Archive for September, 2011

September 27, 2011

Thanksgiving in September

I promised I would share a surprise.  Well, here are all the details.  But first, we have to back up a couple weekends:

“Let’s go to the Cape for Thanksgiving this year,” I told David at dinner that Saturday.

“Why?” David knows that Thanksgiving is my favorite holiday right up there with Christmas.

“So we can get away, do something different.”

I told him my reasons: we aren’t going to get vacation time together until spring, we’ve been wanting to get away for a weekend anyway this fall.  Then I paused, thought, and said,

“And my sister won’t be here to celebrate, which means whatever dinner we have will just not feel right.”

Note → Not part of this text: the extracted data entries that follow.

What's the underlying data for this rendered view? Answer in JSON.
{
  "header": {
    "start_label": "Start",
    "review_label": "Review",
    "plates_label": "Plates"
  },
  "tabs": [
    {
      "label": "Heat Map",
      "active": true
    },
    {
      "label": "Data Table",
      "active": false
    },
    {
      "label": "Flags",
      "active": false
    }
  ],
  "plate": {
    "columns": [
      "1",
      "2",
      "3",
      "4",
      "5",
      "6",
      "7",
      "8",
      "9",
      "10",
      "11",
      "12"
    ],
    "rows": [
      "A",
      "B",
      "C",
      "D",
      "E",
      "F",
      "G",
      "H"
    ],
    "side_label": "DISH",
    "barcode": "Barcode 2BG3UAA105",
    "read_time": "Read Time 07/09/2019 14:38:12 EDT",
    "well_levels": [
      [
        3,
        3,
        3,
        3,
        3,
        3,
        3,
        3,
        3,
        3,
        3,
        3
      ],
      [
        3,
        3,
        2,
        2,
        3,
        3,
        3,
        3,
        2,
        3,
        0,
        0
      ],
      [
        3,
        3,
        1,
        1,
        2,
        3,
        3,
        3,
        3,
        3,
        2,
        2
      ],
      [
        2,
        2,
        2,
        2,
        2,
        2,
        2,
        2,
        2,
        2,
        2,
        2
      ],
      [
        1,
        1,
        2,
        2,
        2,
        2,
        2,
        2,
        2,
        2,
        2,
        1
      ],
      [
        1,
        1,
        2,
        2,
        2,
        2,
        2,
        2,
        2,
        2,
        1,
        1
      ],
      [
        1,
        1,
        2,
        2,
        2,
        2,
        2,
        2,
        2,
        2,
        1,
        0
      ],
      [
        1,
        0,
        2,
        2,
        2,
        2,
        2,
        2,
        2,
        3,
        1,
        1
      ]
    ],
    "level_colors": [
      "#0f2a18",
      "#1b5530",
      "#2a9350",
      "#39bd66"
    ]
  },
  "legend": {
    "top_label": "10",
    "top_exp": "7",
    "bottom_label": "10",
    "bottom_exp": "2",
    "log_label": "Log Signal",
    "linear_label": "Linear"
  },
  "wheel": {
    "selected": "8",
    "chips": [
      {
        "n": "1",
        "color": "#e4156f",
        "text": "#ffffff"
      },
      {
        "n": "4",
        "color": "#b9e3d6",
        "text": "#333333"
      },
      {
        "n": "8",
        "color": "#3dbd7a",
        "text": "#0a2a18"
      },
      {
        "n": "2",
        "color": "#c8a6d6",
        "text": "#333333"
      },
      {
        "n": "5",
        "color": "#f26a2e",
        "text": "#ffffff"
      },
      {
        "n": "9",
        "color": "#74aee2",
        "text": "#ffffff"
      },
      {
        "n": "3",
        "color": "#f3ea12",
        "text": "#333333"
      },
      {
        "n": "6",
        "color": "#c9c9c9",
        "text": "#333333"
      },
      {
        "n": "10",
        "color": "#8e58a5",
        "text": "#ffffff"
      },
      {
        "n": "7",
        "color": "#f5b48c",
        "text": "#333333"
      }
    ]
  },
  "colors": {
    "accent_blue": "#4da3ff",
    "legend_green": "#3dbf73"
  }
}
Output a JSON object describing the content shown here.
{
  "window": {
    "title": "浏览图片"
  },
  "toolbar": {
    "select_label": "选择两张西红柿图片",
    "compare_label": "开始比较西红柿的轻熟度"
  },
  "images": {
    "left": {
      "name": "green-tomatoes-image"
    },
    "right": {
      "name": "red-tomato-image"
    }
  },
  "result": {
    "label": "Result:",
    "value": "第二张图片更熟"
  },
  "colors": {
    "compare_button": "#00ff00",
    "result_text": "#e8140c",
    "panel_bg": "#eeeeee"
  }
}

David realized that this last comment was perhaps the most important reason: I just didn’t feel like celebrating Thanksgiving if I couldn’t do it the way we’d done it for the past five years.

“Why don’t we celebrate early this year when she comes for the conference next week?” he suggested.

It was brilliant.  Suddenly, I was excited about Thanksgiving again.  So we made a menu, planned, prepped, baked, moved furniture, and worked all weekend for her arrival Sunday evening.

And we had a delicious, festive dinner.  We ate so much food, and drank delicious apple martinis.  We had a great time, and it didn’t matter that it wasn’t November.

I tried something new for dessert: I call them Apple Pielets.  I hope you enjoy!

Apple Pielets

4-5 medium-sized apples
1 Tbsp butter, cut into small pieces
1/3 cup brown sugar
1/3 cup granulated sugar
1 tsp cinnamon
1/4 tsp nutmeg
Pie crust

Preheat the oven to 350F.  Peel and dice apples, test to be sure you have enough by gently mounding them into four ramekins.  Add more apples if needed.  Pour apples into a medium-sized bowl and mix in butter, sugars, cinnamon, and nutmeg.  Stir until juices form, then gently mound back into ramekins.

Roll out pie crust and cut 4 circles the size of the ramekins (I used a large water glass).  Place one pie crust circle on each ramekin and carefully slice for holes into the top.  Sprinkle with cinnamon and sugar if you want.

Bake at 350F for half an hour, or until tops begin to brown.  As the pielets cool, they will deflate – just enough to put a dollop of vanilla ice cream on top!

September 25, 2011

Bread and Hen of the Woods

I’ve been working on a big project over here at Beyond Burgers and Bratwurst.  You may have noticed on the right-hand navigation that I’ve added a twitter account (I have entered into the world of twitter, it is no longer safe!).  If you’re on twitter, you can follow me @beyondburgers.  I’ll see you there!

But even more exciting (I know, what can be more exciting than twitter??) is what I’ve been up to in my kitchen this weekend.  I really want to share with you.  But I can’t.  Not yet.

Tomorrow, I promise!

In the meantime, I will leave you with some delicious photographs I took this week.  My sister flew in from Germany on Wednesday.  She brought along a surprise:

Brezeln!  But that’s not all.  My sister knows I love German bread.  So she also brought my favorite bread from one of my family’s favorite German bakeries: Fünf Korn Quark Brot from Gauker!

This bread is a whole wheat bread, with a moist crumb thanks to a fresh cheese called quark, and a delicious crust covered in seeds (sunflower, poppy, and sesame seeds mostly).  It is so flavorful and delicious.  I can eat it with just cheese and be happy as a clam.

Also, yesterday I went to the farmers market to pick up my monthly meat CSA.  I saw these mushrooms and couldn’t resist!  Hen of the Woods are native to North America (and Japan, where it is known as Maitake).

It also goes by the name of Signorina mushroom in Italian-American communities.  It is delicious.  The farmer said that it grew on their farm, and although it was pricey ($20 a pound!) I decided it was okay to splurge.  And besides, my local coop sells shiitake mushrooms for $17 a pound.  This isn’t much more, and certainly a lot fresher!

Hen of the Woods are incredibly hard to wash, and I’m afraid it was still a bit gritty when I was finished cooking with it.  But who can blame me?  It even came with a bit of moss!  It was still excellent.

I hope you’re all enjoying your Sundays too.  I promise to share more details tomorrow!

September 21, 2011

Home Canning is Industrial Food

This past weekend, I turned my kitchen into a home factory and preserved 26 pounds of tomatoes.  Why do I say factory?  Well, beyond the fact that I developed a home-scale version of a factory production line (blanch, peel, chop, drain, measure, can, cool, repeat for next batch), canning is a form of preservation that has its roots largely in what we now call the military industrial complex.